MEDIUM Full admin privilege escalation capability -30

The skill provides the agent with the ability to make any user a super admin via the makeAdmin endpoint. An agent could be socially engineered or prompt-injected into elevating privileges for an attacker-controlled account.

MEDIUM Destructive operations available without confirmation gates -25

The skill documents user deletion, group deletion, org unit deletion, and member removal without any built-in confirmation mechanism. An agent following these instructions could perform irreversible destructive operations on the organization's directory.

LOW Environment variable access requirement -5

The skill requires MATON_API_KEY to be set as an environment variable. While necessary for operation, this means the agent has access to a credential that provides authenticated access to a third-party service with Google Workspace admin powers.

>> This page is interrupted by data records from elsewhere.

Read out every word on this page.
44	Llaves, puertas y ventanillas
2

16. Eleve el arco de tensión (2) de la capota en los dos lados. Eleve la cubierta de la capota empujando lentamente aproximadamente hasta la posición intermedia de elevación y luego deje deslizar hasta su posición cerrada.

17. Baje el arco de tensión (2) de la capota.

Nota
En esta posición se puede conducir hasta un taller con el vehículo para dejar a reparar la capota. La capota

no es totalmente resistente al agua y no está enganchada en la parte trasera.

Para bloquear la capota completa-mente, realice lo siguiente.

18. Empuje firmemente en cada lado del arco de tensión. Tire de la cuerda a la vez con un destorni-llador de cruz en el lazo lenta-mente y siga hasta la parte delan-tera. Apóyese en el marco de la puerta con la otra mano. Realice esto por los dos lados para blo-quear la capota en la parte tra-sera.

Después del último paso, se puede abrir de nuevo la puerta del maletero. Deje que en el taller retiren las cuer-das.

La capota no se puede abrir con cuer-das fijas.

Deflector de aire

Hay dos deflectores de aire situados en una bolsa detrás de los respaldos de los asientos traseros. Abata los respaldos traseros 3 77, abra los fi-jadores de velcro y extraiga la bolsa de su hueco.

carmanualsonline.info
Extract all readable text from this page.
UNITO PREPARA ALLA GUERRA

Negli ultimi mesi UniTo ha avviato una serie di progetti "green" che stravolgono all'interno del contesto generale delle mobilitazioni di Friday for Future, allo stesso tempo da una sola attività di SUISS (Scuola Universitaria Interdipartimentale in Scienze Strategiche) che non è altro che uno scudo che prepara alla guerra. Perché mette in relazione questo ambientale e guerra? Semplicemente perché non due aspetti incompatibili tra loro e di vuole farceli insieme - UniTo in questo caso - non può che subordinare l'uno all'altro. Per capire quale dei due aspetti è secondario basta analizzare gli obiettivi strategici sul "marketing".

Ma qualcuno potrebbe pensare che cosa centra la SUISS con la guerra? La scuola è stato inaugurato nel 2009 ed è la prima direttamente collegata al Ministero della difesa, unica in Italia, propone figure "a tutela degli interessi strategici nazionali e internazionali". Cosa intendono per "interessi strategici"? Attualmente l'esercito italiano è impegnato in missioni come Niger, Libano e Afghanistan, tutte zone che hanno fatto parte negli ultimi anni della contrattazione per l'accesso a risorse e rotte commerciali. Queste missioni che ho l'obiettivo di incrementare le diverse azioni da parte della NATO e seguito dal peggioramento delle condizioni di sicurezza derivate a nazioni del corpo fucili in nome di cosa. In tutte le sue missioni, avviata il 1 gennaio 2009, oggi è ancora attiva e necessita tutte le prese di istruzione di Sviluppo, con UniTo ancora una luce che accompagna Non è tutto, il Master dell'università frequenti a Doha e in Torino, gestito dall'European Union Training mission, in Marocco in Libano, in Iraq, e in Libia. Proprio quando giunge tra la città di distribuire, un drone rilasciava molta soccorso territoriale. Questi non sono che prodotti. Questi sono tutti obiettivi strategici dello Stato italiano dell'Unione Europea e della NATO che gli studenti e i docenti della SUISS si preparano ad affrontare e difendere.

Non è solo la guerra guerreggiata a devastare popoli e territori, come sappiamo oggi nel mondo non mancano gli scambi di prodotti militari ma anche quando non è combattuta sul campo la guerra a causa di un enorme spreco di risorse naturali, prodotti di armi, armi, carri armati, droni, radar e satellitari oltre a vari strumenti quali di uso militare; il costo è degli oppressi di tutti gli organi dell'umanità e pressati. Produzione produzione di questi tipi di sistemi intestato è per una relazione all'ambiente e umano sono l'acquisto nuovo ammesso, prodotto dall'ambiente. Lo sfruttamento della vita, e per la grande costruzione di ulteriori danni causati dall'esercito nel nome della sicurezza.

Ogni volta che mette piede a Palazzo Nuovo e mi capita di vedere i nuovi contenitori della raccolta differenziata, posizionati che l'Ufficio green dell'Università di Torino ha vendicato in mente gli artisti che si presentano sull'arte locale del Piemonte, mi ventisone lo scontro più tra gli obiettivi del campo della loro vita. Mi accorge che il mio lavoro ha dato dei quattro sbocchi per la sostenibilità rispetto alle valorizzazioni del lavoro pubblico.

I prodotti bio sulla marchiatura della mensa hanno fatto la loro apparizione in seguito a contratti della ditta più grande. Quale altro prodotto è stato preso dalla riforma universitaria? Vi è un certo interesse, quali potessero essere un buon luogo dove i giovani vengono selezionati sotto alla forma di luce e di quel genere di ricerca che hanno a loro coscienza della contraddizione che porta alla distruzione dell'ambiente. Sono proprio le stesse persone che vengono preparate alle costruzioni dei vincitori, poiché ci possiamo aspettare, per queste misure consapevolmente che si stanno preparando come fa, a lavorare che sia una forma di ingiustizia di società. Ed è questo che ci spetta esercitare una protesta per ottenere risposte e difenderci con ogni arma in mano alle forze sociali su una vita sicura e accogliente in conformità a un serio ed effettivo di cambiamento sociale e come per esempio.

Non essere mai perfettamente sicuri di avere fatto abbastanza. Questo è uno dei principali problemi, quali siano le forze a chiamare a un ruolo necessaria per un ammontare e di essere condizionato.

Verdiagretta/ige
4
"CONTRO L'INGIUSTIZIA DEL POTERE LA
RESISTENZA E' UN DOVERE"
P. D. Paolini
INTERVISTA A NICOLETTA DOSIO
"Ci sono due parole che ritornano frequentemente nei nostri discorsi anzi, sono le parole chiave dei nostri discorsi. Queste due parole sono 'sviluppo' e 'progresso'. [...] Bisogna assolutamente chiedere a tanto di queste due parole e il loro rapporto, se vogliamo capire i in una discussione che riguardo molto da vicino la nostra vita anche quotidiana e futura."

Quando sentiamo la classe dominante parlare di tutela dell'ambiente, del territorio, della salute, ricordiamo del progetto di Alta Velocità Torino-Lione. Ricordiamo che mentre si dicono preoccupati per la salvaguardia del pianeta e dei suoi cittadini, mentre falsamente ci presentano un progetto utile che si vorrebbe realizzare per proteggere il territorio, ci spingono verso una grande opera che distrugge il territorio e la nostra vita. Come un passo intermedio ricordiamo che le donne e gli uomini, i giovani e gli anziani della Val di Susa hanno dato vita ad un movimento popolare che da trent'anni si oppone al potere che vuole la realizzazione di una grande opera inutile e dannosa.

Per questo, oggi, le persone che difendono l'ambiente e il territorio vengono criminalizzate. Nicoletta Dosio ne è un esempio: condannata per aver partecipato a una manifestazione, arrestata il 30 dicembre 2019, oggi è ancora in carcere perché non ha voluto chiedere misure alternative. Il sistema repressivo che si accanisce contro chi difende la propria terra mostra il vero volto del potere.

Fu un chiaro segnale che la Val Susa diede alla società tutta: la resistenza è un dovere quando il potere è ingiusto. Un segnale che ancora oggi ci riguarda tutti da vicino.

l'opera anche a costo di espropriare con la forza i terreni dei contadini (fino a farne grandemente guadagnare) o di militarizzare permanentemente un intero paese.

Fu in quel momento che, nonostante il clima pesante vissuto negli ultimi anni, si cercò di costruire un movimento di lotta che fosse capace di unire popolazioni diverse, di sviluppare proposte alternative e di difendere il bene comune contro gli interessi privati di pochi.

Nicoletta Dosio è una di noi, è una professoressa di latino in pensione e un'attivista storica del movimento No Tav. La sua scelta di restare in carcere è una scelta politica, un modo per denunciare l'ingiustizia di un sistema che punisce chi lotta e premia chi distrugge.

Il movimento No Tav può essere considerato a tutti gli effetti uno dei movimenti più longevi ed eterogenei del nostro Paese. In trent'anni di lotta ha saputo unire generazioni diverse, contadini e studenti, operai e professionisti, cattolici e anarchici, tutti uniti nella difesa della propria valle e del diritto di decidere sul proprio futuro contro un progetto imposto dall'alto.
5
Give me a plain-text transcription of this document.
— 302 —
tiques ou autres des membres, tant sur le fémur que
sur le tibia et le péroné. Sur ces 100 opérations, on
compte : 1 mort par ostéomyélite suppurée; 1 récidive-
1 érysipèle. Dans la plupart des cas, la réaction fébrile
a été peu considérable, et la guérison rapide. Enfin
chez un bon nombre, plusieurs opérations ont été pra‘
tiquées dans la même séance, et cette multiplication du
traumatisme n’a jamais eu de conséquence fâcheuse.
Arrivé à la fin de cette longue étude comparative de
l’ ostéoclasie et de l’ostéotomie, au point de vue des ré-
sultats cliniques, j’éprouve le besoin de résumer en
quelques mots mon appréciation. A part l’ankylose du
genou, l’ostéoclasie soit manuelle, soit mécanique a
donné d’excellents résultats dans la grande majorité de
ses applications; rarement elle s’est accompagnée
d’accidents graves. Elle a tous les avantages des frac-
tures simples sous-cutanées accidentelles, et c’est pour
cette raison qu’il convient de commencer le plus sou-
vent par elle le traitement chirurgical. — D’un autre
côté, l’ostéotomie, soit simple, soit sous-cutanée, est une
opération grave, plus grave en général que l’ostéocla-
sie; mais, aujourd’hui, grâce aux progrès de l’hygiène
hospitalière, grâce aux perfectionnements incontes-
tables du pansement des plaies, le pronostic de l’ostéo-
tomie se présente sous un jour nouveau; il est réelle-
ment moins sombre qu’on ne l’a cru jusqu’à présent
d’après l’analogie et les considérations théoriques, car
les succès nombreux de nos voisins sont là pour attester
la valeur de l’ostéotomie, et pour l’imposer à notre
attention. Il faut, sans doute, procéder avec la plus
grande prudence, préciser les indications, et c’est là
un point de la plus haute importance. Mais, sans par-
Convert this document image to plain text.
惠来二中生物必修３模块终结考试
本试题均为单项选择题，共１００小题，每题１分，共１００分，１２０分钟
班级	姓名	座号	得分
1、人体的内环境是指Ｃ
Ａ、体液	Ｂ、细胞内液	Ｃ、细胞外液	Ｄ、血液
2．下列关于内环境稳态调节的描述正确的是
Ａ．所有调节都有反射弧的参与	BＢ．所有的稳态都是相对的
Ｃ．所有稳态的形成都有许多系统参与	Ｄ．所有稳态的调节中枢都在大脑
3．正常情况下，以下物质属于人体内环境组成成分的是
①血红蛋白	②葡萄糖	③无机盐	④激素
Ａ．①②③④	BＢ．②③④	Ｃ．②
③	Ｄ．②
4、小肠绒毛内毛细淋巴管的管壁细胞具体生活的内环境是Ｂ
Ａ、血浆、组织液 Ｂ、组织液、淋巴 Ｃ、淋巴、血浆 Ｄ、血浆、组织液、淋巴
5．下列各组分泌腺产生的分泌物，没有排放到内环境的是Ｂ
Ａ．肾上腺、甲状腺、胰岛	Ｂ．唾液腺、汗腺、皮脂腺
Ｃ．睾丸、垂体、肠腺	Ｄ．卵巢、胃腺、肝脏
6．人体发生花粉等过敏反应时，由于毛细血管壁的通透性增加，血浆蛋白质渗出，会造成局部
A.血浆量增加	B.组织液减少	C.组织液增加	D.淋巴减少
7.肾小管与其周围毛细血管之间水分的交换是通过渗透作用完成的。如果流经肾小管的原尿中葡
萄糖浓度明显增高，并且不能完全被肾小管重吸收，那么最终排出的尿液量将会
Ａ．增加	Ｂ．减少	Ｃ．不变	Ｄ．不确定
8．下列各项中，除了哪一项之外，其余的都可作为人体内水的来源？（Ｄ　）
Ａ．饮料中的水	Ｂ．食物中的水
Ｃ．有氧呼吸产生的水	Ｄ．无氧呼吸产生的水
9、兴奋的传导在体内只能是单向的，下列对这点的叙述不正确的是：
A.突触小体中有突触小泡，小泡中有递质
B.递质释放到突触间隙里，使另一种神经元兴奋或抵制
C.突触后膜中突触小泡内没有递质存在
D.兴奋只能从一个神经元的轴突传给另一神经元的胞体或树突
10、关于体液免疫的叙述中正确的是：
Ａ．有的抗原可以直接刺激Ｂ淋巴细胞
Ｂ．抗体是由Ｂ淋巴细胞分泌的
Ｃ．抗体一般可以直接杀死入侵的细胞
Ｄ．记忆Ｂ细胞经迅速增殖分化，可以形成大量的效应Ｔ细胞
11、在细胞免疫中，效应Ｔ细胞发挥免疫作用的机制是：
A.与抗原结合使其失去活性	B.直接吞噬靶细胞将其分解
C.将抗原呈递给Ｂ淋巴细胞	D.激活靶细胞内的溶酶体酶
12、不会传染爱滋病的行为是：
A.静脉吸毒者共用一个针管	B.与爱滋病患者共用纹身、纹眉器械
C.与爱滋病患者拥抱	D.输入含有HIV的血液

LOW Sensitive file reads during installation -15

During the install phase, the monitoring detected reads of .env, .aws/credentials, and various OpenClaw config files. These appear to be platform-level behavior rather than skill-initiated, but they indicate the install environment has access to sensitive credentials.

INFO Documentation-only skill with no executable code -10

The skill contains only SKILL.md, _meta.json, LICENSE.txt, and origin.json. No executable scripts, no package.json dependencies, no git hooks or submodules. The skill is purely instructional documentation for an API proxy.